Nous sommes rassemblés pour parler du projet de loi C‑13, du bilinguisme et des deux langues officielles au Canada.
Tout d'abord, je ferai le portrait de la situation. Je crois que tous les députés de la Chambre reconnaissent que le français est en déclin et, d'une certaine façon, qu'il est menacé. C'est le cas au Québec et dans les communautés en situation minoritaire du Canada.
L'Assemblée nationale du Québec a fait la démonstration presque mathématique, de façon bien documentée, que, depuis plus d'une décennie, l'utilisation du français diminue. Le gouvernement du Québec a déposé une loi qui est débattue à l'Assemblée nationale. Laissons le débat se faire là où il doit se faire, c'est-à-dire à l'Assemblée nationale, au Québec.
Ici, nous débattons du projet de loi , qui s'attaque à la question du bilinguisme et au déclin du français au pays. J'aurai l'occasion d'y revenir plus en détail, mais, selon nous, c'est une réforme mineure, alors qu'on aurait dû faire une vraie réforme. Il s'agit de modifications alors qu'on aurait eu besoin de donner un coup de collier.
Nous estimons actuellement que ce projet de loi n'arrêtera pas le déclin du français. Pourquoi? C'est essentiellement parce qu'il manque de mordant. Nous allons le décrire tout à l'heure, mais, ce qu'il faut, ce sont des mesures concrètes et, à la limite, coercitives. Les amendes doivent être considérables et non pas symboliques. Ce projet de loi ne contient pas les mesures nécessaires. Il fait également la sourde oreille aux réclamations qui ont été faites par, essentiellement, tous les groupes de protection du français.
L’endroit où la décision ultime doit être prise et où les mesures doivent être prises, c'est au Conseil du Trésor. C'est là que tout se joue. Je dis cela en tout respect pour le ministère du Patrimoine canadien et pour le ministère qui s'occupe des langues officielles. C'est le Conseil du Trésor qui devrait avoir les outils nécessaires pour imposer avec autorité le bilinguisme et le français dans certaines régions où il est en déclin.
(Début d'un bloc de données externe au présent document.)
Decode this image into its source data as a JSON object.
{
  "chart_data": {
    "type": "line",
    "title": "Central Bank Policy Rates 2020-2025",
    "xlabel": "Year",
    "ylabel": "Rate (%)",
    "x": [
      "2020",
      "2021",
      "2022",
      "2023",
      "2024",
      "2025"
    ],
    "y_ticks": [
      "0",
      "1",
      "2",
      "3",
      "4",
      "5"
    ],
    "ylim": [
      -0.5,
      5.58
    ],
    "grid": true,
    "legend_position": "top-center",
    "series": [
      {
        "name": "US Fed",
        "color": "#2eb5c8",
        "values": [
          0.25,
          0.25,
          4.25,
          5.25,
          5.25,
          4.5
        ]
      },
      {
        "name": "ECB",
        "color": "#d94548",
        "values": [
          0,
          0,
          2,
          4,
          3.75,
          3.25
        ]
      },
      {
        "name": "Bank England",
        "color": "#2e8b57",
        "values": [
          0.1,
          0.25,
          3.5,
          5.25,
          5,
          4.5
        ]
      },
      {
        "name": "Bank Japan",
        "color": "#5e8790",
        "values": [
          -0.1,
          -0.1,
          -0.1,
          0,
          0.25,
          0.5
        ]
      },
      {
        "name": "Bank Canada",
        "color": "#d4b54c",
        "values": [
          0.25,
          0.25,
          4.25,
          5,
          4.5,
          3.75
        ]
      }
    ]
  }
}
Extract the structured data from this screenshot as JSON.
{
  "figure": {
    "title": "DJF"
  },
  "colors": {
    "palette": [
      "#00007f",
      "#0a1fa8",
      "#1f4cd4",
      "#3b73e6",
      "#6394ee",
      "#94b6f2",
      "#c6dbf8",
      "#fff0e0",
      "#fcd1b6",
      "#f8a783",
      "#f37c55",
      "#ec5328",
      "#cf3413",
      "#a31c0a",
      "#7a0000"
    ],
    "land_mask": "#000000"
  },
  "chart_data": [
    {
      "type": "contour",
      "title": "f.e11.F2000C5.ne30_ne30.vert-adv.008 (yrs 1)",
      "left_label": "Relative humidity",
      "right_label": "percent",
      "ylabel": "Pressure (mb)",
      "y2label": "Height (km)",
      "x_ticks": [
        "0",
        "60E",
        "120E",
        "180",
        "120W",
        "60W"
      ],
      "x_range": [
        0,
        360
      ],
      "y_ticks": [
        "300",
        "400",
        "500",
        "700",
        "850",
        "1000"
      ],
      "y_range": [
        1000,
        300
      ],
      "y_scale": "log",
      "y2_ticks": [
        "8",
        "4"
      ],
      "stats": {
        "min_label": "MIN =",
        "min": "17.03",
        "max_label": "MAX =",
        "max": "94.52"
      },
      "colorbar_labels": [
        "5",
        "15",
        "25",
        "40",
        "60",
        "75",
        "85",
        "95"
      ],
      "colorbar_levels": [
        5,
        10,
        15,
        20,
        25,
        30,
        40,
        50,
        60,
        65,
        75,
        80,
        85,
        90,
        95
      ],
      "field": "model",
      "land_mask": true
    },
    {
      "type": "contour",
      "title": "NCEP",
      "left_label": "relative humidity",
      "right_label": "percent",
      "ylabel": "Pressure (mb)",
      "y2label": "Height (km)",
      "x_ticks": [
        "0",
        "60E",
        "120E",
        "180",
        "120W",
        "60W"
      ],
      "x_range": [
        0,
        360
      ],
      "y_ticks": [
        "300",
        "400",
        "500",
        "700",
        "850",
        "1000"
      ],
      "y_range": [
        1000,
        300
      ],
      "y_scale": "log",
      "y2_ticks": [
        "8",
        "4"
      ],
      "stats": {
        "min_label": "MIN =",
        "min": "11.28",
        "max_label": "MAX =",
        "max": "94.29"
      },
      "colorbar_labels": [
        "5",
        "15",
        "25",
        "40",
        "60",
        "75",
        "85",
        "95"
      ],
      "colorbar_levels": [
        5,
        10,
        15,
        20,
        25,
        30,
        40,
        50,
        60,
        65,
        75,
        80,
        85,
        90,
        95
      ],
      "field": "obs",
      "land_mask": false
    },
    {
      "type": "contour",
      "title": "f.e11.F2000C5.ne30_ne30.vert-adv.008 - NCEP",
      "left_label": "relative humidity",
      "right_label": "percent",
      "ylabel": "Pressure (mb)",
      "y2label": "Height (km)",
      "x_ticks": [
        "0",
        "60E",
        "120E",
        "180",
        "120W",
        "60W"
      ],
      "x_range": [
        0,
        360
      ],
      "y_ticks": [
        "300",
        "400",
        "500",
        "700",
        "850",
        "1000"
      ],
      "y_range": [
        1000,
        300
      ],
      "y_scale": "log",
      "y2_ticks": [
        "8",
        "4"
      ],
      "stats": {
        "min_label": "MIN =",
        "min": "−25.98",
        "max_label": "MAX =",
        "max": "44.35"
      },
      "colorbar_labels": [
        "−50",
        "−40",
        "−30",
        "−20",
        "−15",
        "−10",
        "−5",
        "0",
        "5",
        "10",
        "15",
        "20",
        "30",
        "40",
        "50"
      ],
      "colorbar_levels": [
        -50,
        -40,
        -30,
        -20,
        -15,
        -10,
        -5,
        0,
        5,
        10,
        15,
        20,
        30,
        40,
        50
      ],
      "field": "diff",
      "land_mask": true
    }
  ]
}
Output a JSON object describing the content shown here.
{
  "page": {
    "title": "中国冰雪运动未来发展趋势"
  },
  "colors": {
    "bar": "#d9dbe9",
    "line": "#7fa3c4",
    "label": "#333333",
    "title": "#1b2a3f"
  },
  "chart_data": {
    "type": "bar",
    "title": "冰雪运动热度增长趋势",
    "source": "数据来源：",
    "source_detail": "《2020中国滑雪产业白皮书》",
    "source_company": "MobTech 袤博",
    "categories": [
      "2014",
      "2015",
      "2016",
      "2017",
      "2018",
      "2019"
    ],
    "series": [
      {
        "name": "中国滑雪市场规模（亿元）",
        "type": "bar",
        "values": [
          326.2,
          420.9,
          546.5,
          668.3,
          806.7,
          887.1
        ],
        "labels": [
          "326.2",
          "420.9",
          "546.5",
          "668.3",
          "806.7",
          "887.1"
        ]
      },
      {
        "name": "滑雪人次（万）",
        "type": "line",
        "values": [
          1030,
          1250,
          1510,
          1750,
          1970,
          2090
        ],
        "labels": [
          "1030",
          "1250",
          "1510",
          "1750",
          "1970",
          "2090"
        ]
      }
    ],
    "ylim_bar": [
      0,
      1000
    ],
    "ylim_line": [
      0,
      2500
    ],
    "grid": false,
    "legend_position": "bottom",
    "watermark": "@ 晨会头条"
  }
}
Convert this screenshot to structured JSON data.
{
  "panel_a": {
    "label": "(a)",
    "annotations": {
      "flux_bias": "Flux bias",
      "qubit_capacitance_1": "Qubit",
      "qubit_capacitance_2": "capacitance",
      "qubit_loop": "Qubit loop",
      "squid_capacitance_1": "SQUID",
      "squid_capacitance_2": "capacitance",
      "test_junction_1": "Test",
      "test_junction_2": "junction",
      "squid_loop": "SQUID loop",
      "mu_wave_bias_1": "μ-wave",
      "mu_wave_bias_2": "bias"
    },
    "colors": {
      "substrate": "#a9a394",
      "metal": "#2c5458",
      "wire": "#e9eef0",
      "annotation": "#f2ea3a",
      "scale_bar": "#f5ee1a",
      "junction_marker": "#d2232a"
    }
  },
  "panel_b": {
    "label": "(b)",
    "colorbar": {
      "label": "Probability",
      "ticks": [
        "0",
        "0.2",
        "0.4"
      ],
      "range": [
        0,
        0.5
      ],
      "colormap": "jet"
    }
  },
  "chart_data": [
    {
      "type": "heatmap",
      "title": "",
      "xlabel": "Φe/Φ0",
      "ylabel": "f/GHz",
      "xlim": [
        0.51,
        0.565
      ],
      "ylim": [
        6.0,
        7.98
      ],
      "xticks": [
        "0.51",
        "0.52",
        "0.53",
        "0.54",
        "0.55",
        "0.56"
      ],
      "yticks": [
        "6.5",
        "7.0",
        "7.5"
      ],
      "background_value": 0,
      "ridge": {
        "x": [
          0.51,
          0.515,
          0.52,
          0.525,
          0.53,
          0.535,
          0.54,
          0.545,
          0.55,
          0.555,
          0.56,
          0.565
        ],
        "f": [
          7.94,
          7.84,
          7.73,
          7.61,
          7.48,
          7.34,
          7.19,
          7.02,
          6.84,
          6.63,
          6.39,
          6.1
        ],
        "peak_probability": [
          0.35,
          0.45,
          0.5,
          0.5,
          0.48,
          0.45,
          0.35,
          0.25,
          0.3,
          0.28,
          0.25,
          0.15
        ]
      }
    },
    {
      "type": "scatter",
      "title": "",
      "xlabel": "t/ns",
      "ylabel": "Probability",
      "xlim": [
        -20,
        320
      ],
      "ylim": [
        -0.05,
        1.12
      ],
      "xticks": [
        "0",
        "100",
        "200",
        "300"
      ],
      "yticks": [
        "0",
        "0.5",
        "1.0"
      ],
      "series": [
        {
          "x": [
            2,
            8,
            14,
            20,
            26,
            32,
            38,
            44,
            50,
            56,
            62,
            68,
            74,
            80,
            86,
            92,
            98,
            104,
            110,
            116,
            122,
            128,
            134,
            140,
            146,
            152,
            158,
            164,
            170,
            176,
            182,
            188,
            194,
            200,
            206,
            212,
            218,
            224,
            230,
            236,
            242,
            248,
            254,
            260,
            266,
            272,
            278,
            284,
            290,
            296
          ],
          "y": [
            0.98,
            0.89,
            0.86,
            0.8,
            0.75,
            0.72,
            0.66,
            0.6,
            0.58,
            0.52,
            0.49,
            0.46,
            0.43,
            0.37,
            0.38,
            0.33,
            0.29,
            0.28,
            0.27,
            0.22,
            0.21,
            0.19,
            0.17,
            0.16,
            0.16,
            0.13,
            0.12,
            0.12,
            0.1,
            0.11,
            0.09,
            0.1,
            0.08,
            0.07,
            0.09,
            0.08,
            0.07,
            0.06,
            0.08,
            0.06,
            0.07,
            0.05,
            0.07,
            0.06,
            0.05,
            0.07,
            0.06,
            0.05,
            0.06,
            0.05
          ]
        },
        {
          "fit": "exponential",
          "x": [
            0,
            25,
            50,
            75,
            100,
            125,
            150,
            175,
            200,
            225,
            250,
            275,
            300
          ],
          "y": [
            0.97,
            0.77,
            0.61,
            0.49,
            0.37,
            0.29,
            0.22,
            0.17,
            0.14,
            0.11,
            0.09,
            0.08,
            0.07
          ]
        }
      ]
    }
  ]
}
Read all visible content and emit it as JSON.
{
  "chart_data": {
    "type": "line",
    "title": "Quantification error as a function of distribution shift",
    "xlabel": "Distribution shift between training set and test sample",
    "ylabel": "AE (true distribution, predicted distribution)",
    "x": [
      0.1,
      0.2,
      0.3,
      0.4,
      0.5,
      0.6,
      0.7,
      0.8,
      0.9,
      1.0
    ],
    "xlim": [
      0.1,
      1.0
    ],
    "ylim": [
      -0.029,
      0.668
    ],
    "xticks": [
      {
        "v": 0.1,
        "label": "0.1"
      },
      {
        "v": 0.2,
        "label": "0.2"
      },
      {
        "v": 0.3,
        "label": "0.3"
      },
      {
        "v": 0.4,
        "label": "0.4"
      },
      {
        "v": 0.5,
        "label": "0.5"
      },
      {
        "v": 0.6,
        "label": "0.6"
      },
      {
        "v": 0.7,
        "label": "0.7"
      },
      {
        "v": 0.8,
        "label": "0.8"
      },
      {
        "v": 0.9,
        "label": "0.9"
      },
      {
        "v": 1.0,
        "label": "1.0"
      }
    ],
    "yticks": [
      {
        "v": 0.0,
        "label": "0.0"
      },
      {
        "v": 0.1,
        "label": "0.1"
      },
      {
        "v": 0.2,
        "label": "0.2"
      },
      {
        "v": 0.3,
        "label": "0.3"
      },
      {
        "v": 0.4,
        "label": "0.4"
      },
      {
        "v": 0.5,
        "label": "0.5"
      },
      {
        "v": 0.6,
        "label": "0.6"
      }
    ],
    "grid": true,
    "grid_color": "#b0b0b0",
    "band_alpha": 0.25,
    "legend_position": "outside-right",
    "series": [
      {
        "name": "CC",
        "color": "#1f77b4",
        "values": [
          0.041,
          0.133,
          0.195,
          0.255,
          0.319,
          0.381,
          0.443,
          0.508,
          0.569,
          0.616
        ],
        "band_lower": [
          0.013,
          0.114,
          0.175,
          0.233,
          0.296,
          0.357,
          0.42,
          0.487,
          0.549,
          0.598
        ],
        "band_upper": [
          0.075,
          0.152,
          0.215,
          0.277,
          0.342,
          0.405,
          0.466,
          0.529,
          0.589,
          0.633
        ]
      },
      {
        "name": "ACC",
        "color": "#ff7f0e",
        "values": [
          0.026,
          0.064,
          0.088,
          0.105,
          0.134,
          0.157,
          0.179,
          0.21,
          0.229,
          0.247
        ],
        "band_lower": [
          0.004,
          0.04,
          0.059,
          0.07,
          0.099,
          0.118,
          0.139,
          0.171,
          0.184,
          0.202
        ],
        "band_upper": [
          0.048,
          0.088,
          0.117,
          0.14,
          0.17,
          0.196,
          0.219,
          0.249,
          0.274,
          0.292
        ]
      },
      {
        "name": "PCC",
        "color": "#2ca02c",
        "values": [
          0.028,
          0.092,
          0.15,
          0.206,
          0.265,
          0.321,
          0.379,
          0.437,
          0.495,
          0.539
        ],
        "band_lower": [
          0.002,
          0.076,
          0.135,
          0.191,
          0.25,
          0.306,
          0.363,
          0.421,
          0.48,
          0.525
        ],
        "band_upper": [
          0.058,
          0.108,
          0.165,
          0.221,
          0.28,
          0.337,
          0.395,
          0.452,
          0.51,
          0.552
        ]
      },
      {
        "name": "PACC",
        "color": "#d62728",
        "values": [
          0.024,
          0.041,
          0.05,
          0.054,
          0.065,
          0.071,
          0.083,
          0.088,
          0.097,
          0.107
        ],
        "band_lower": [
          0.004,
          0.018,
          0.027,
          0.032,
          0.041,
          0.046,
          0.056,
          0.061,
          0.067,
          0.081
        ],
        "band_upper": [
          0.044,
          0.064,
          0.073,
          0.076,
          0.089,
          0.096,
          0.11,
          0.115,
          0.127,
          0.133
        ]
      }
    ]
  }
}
Malheureusement, ce projet de loi ne va pas aussi loin que cela.
Pourquoi en sommes-nous là aujourd'hui?
Rappelons d'abord que c'est dans les années 1960 qu'a commencé le débat sur le fait que le Canada devait être ou non un pays bilingue et sur le fait que, dans ses institutions, les deux langues, soit le français et l'anglais, devaient avoir le même statut.
Il y a eu la création de la commission Laurendeau-Dunton, soit la Commission royale d'enquête sur le bilinguisme et le biculturalisme. Cette commission a été instituée dans les années 1960, sous l'égide du premier ministre le très honorable Lester B. Pearson, comme l'a mentionné le député de .
En 1969, le premier ministre du Canada, le très honorable Pierre Elliott Trudeau, a fait adopter à la Chambre des communes la première loi sur les deux langues officielles, qui définissait le français et l'anglais exactement au même palier, au même niveau, avec les mêmes responsabilités et les mêmes privilèges.
Partout au Canada, dans l'État fédéral, à la fonction publique et ailleurs dans ses territoires, cela incitait à avoir les mêmes services d'un océan à l'autre dans les deux langues officielles. On aura compris que, au début, cela pouvait amener des grincements de dents, ce qui est tout à fait prévisible et légitime, pour celles et ceux qui avaient grandi dans un pays où le bilinguisme formel n'existait pas. Quand on doit apprendre une seconde langue du jour au lendemain, cela peut paraître un défi de grande taille.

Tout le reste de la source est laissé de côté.